Choosing a Modem Preset
Your modem preset is one of the most consequential configuration decisions for your repeater. It must match every other node on your channel — and different regional communities have standardized on different presets.
What a preset controls
Each preset is a named combination of three LoRa parameters:
- Spreading Factor (SF): Higher SF = longer range, longer airtime per packet. Range from 7 (fastest) to 12 (longest range).
- Bandwidth (BW): Wider bandwidth = faster data rate, slightly less range.
- Coding Rate (CR): Higher CR adds forward error correction overhead.
The full preset table
| Preset | SF | BW | CR | Data Rate | Link Budget |
|---|---|---|---|---|---|
| Short Turbo | 7 | 500 kHz | 4/5 | 21.9 kbps | 140 dB |
| Short Fast | 7 | 250 kHz | 4/5 | 10.9 kbps | 143 dB |
| Short Slow | 8 | 250 kHz | 4/5 | 6.25 kbps | 145.5 dB |
| Medium Fast | 9 | 250 kHz | 4/5 | 3.52 kbps | 148 dB |
| Medium Slow | 10 | 250 kHz | 4/5 | 1.95 kbps | 150.5 dB |
| Long Turbo | 11 | 500 kHz | 4/8 | 1.34 kbps | 150 dB |
| Long Fast | 11 | 250 kHz | 4/5 | 1.07 kbps | 153 dB |
| Long Moderate | 11 | 125 kHz | 4/8 | 0.34 kbps | 156 dB |
| Long Slow | 12 | 125 kHz | 4/8 | 0.18 kbps | 158.5 dB |
Link budget is roughly the maximum path loss the signal can survive end-to-end. Higher is more range. Data rate is the raw channel throughput — faster data rate means each transmission occupies less airtime, reducing collisions in busy networks.
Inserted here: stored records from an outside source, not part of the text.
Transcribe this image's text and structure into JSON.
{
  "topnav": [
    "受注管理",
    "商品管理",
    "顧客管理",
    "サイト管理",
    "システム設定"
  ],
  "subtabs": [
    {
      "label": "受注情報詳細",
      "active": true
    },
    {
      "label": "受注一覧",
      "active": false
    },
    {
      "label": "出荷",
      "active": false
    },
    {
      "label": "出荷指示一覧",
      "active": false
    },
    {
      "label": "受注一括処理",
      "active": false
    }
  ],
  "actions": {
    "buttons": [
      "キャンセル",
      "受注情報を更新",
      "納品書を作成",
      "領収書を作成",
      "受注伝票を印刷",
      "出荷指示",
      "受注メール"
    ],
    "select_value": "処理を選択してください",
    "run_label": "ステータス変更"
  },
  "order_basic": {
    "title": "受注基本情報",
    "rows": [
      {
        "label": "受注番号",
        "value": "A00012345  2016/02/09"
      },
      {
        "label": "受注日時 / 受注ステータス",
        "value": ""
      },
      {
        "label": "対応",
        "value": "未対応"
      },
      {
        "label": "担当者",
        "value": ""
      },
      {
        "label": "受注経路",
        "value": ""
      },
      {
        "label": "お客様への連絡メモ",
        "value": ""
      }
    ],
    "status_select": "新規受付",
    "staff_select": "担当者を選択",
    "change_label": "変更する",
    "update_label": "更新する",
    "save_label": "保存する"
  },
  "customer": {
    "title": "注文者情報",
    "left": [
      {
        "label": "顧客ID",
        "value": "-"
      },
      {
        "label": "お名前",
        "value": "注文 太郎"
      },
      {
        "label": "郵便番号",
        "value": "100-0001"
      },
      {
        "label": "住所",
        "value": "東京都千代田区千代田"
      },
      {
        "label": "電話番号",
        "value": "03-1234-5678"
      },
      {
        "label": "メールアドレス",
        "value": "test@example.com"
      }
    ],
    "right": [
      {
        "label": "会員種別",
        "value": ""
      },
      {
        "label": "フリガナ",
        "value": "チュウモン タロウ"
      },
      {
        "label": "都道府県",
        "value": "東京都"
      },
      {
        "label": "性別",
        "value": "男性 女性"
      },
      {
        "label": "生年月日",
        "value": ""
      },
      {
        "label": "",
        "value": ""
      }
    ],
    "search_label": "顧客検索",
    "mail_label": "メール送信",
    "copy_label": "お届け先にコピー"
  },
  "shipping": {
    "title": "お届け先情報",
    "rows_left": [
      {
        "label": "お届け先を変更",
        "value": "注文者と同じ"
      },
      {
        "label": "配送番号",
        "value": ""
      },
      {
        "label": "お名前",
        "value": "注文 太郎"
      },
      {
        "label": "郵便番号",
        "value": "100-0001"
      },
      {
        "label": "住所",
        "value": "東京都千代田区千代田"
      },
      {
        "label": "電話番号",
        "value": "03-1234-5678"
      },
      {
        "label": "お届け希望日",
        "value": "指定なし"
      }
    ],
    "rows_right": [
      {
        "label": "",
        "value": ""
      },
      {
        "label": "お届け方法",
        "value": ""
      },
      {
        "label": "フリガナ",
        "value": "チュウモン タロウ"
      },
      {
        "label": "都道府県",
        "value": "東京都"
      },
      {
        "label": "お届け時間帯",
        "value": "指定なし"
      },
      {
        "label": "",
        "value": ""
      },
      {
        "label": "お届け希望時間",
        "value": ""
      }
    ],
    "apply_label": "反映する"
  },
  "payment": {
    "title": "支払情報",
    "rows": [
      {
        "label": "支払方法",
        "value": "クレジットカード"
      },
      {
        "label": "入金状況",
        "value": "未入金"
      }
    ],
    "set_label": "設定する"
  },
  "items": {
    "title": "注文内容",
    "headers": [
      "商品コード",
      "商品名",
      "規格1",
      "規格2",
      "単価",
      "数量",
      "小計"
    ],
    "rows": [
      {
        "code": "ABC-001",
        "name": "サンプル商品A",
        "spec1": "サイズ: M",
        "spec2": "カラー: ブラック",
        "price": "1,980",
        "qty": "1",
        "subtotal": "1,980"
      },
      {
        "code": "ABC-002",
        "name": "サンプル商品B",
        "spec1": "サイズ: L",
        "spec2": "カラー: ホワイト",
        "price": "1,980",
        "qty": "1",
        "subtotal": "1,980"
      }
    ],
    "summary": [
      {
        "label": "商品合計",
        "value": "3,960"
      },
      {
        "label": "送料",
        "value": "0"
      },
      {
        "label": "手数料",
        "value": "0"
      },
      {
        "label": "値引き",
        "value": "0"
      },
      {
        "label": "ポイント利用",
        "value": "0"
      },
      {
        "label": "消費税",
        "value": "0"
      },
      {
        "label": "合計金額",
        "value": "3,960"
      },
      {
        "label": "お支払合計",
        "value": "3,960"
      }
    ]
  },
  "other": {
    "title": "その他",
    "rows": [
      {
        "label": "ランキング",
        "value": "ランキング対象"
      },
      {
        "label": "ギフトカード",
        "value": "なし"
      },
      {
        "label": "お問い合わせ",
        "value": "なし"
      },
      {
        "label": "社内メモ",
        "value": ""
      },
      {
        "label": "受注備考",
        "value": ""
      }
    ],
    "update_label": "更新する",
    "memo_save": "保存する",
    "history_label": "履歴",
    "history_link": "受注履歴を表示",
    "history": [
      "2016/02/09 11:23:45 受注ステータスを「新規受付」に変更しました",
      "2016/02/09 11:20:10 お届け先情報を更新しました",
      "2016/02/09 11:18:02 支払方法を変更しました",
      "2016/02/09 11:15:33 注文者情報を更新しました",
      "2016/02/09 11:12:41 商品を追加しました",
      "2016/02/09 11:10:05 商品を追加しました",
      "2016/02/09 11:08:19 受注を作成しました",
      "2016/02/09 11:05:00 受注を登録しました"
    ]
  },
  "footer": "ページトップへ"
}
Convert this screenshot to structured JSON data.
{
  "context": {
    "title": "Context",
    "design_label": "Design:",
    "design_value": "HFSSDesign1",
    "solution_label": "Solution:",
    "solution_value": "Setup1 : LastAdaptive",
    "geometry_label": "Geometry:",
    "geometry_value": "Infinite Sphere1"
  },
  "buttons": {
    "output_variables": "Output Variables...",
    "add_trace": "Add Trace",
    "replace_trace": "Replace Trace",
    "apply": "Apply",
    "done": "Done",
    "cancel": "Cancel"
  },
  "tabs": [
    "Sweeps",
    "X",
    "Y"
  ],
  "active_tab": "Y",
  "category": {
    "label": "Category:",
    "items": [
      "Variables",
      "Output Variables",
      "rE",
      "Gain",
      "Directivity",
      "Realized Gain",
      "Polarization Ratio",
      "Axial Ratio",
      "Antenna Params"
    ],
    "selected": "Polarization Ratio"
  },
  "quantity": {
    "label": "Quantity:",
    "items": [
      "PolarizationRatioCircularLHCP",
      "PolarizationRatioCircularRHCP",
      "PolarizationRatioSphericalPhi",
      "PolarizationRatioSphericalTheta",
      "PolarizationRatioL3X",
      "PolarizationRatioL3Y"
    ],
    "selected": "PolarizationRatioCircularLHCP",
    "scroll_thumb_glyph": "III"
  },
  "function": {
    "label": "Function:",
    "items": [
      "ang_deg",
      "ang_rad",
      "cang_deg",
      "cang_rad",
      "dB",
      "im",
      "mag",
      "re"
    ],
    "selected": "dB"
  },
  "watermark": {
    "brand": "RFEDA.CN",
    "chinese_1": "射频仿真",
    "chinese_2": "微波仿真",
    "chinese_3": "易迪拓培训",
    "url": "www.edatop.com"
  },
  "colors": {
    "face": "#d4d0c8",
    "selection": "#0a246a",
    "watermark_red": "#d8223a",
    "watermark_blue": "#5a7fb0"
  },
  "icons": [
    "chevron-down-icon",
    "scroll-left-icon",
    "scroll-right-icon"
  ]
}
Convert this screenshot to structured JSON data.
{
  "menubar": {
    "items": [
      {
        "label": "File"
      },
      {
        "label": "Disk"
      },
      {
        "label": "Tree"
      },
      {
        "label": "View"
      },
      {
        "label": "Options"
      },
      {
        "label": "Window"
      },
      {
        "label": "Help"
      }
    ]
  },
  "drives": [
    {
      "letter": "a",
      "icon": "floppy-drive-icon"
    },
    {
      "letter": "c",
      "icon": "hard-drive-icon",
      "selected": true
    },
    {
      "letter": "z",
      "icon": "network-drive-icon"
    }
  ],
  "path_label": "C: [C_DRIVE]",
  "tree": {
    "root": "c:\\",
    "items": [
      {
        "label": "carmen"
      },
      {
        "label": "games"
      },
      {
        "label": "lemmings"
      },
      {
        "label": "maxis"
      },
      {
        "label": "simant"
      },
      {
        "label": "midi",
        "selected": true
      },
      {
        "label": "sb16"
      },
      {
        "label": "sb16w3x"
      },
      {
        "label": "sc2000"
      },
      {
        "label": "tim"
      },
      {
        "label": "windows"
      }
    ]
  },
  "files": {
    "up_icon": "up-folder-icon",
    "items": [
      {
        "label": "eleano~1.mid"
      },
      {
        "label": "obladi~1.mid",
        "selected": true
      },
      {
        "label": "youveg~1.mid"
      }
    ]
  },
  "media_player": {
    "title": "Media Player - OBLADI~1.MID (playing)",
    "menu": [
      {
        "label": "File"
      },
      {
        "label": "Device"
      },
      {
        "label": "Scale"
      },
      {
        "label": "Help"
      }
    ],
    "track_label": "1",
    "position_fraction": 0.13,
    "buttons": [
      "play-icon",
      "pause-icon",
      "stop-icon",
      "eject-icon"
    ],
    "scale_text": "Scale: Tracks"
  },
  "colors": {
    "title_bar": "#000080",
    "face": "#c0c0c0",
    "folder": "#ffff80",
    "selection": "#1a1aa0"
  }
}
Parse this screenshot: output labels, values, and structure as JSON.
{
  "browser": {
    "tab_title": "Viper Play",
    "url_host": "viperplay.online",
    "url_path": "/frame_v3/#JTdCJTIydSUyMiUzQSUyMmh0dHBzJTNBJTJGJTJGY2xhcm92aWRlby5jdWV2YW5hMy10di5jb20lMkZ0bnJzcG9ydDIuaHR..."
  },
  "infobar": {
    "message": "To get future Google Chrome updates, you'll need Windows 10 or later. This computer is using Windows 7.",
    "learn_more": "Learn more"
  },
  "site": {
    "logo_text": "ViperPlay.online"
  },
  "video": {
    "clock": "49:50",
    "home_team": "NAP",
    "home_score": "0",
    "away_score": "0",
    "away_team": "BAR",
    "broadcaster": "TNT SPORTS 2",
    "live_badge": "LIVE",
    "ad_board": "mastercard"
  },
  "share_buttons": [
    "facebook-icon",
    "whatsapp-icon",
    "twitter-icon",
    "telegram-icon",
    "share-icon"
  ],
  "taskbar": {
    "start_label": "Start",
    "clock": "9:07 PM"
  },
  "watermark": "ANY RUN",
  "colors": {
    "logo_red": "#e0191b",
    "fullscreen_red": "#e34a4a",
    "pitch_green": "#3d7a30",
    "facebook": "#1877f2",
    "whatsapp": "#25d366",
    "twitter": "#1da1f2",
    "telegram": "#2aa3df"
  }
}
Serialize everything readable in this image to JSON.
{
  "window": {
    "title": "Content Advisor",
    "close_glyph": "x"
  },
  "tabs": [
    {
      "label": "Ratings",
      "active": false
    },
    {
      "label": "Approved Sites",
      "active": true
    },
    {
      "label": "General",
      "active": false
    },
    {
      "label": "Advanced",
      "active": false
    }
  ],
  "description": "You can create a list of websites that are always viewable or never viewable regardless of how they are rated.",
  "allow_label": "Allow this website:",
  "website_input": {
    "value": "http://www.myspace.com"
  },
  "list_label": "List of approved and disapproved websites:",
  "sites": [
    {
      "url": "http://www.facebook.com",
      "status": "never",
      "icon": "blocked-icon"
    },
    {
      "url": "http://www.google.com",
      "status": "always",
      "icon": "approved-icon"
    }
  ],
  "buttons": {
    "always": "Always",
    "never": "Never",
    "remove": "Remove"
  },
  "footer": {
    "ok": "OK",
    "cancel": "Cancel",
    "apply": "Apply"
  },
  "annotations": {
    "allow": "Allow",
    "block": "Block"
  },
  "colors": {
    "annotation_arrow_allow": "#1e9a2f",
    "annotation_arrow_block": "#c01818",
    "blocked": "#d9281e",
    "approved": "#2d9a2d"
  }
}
Step 1: Ask your local community
Before choosing a preset, check what your local or regional network has standardized on. All nodes on a channel must use the same preset to communicate. If your area already has an established mesh, deploying on a different preset will isolate your repeater from it entirely.
Check local Discord servers, the Meshtastic network map, or regional mesh community pages for your area's standard.
Step 2: Match your network density
If no local standard exists, choose based on your expected network density:
Sparse / rural networks (under ~30 nodes in range)
Long Fast is a reasonable default. Range is maximized and the lower data rate is not a problem when few nodes are generating traffic.
Medium density networks (30–60 nodes)
Consider Medium Slow or Medium Fast. The 3–4x higher data rate significantly reduces collision probability while maintaining comparable range to Long Fast in most deployments.
Dense urban networks (60+ nodes)
Faster presets are strongly preferred. Long Fast in a 100+ node network can cause congestion as packet airtime accumulates. Medium Slow has become the standard for several large community meshes. The Meshtastic Bay Area community (150+ nodes) migrated to Medium Slow and reports significant improvement in reliability. Wellington Region Mesh (New Zealand, 150+ nodes) uses Short Fast.
Presets to avoid for repeater deployment
- Long Slow / Very Long Slow — maximum range but extremely long airtime per packet. Can saturate a network even at low message rates. Not recommended for regular use by the Meshtastic project.
- Short Turbo — highest throughput but the 500 kHz bandwidth is not permitted in all regulatory regions. Verify legality before use.
Setting the preset via CLI
meshtastic --set lora.modem_preset MEDIUM_SLOW
Valid preset names: SHORT_TURBO, SHORT_FAST, SHORT_SLOW, MEDIUM_FAST, MEDIUM_SLOW, LONG_TURBO, LONG_FAST, LONG_MODERATE, LONG_SLOW
Frequency slot and channel name
Meshtastic derives the transmit frequency from the channel name hash by default (frequency slot 0). This means two nodes with the same channel name and same preset will automatically land on the same frequency. You can override this with a specific slot number if needed, but the default hash-based behavior is correct for most deployments.